From the Advertiser Archives: October 27

editorial image

Looking back from archives 101, 50 and 25 years ago

101 years ago

October 25 1910

A CHILD on the stage: Henry Horton, electrician, Leicester, was summoned for employing a child, Phillis Pegg, under the age of 14 years, between the hours of 9pm and 6am at Rugby without a licence on September 29. Defendant did not appear. PC Lowe stated that at 10pm on the day named he visited the Empire Theatre in Castle Street and saw the girl dressed in some sort of uniform up on stage, singing. On asking her age she said eleven years last Christmas. He afterwards saw defendant, who admitted that he employed the child at £1 a week, and had no licence to do so. Defendant was fined 8s 6d.

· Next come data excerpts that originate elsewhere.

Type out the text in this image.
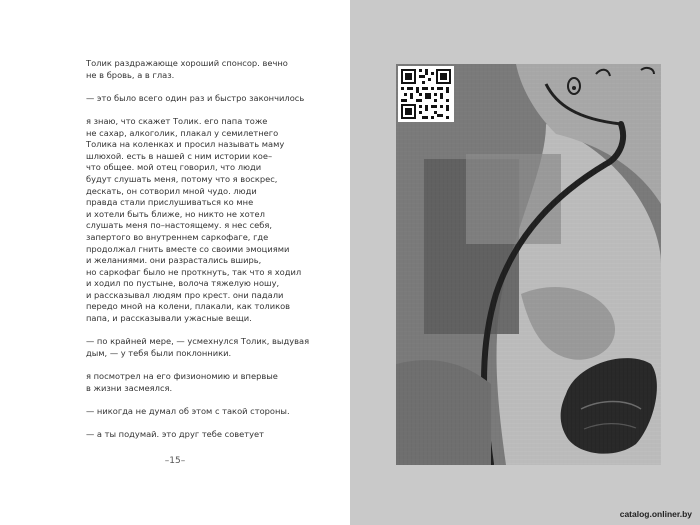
Толик раздражающе хороший спонсор. вечно
не в бровь, а в глаз.

— это было всего один раз и быстро закончилось

я знаю, что скажет Толик. его папа тоже
не сахар, алкоголик, плакал у семилетнего
Толика на коленках и просил называть маму
шлюхой. есть в нашей с ним истории кое–
что общее. мой отец говорил, что люди
будут слушать меня, потому что я воскрес,
дескать, он сотворил мной чудо. люди
правда стали прислушиваться ко мне
и хотели быть ближе, но никто не хотел
слушать меня по–настоящему. я нес себя,
запертого во внутреннем саркофаге, где
продолжал гнить вместе со своими эмоциями
и желаниями. они разрастались вширь,
но саркофаг было не проткнуть, так что я ходил
и ходил по пустыне, волоча тяжелую ношу,
и рассказывал людям про крест. они падали
передо мной на колени, плакали, как толиков
папа, и рассказывали ужасные вещи.

— по крайней мере, — усмехнулся Толик, выдувая
дым, — у тебя были поклонники.

я посмотрел на его физиономию и впервые
в жизни засмеялся.

— никогда не думал об этом с такой стороны.

— а ты подумай. это друг тебе советует

–15–
catalog.onliner.by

BAD language in New Bilton: Rose Fletcher, single mum, New Bilton was overheard by PC Hunt, quarrelling with a man in a home she rented with the man. PC Hunt described the language as filthy and approached the house in which defendant was standing. On being told by the officer she would be reported, she used some more. She worked at a laundry and earned 5s a week. She was fined 5s.

50 years ago

October 20 1961

POLICE, fire and ambulance brigade units, together with volunteer workers of the Civil Defence, St John Ambulance Brigade, Red Cross and welfare and hospital services handled 60 “casualties” from the scene of a “rail crash” on Sunday morning, despite being hampered by dense fog.

The staged “accident”, arranged by the local mass disaster committee to test the organisation of nearby rescue services, happened at Napton Station.

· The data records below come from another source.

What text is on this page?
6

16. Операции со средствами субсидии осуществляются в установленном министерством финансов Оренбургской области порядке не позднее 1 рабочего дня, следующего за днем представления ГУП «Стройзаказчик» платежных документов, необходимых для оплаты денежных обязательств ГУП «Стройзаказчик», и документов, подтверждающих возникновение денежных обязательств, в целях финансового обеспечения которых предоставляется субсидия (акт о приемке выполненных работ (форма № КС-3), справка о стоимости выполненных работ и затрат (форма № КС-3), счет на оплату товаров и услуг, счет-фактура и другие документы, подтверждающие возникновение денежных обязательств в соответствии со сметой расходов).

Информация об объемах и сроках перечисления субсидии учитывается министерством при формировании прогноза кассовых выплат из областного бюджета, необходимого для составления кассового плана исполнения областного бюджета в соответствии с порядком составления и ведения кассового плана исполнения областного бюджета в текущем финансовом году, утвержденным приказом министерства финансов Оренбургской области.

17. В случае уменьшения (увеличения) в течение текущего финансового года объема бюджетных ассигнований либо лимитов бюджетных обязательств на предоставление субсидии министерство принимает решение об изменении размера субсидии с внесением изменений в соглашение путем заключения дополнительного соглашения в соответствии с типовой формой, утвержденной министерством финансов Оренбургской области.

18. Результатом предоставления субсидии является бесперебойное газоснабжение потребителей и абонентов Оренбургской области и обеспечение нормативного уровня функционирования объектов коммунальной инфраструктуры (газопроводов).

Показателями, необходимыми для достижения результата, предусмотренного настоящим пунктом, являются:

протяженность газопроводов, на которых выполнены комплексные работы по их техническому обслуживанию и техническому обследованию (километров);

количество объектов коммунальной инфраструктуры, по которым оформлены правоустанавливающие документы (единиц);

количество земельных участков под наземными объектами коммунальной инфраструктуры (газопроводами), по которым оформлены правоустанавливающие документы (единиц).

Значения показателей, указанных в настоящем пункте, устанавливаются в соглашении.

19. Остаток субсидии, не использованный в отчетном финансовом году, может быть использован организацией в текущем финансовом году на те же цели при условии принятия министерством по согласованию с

The engine of an excursion train had become derailed at the station and rolled over the embankment, creating a fire risk. The casualties were made up of members of the civil defence organisation and the general public, including a number of school children.

They were taken, in theory only, by ambulance to hospitals in Nuneaton, Warwick, Leamington, Stratford, Coventry and Rugby. Inspector Southern, of the Rugby Police Division, told the Advertiser the exercise fulfilled its purpose of testing the organisation of the essential voluntary services.

25 years ago

October 23 1986

LABOUR and Alliance councillors are to plead Warwickshire’s financial case with Westminster after news of a £5m cut in government grant. They are calling for face to face talks with a government minister. But the county’s Conservative group has refused to join the delegation which aims to gain the support of Warwickshire MPs.

Tory leader John Vereker blamed the massive cutback on a “spend, spend, spend” policy by Labour and the Alliance. County leader Phil Blundell hit back saying: “Warwickshire should be getting its fair share of taxpayers’ money.”

A large proportion of the cash would be spent on education and social services and the agreed figure is the minimum acceptable to the ruling Labour group. The cutback could force a rate rise for householders of up to ten per cent - this is on top of last year’s 20 per cent rise.

Cllr Vereker said the Tories would be looking for a rate rise close to inflation. He said: “We are in favour of improving services in line with what we can afford.”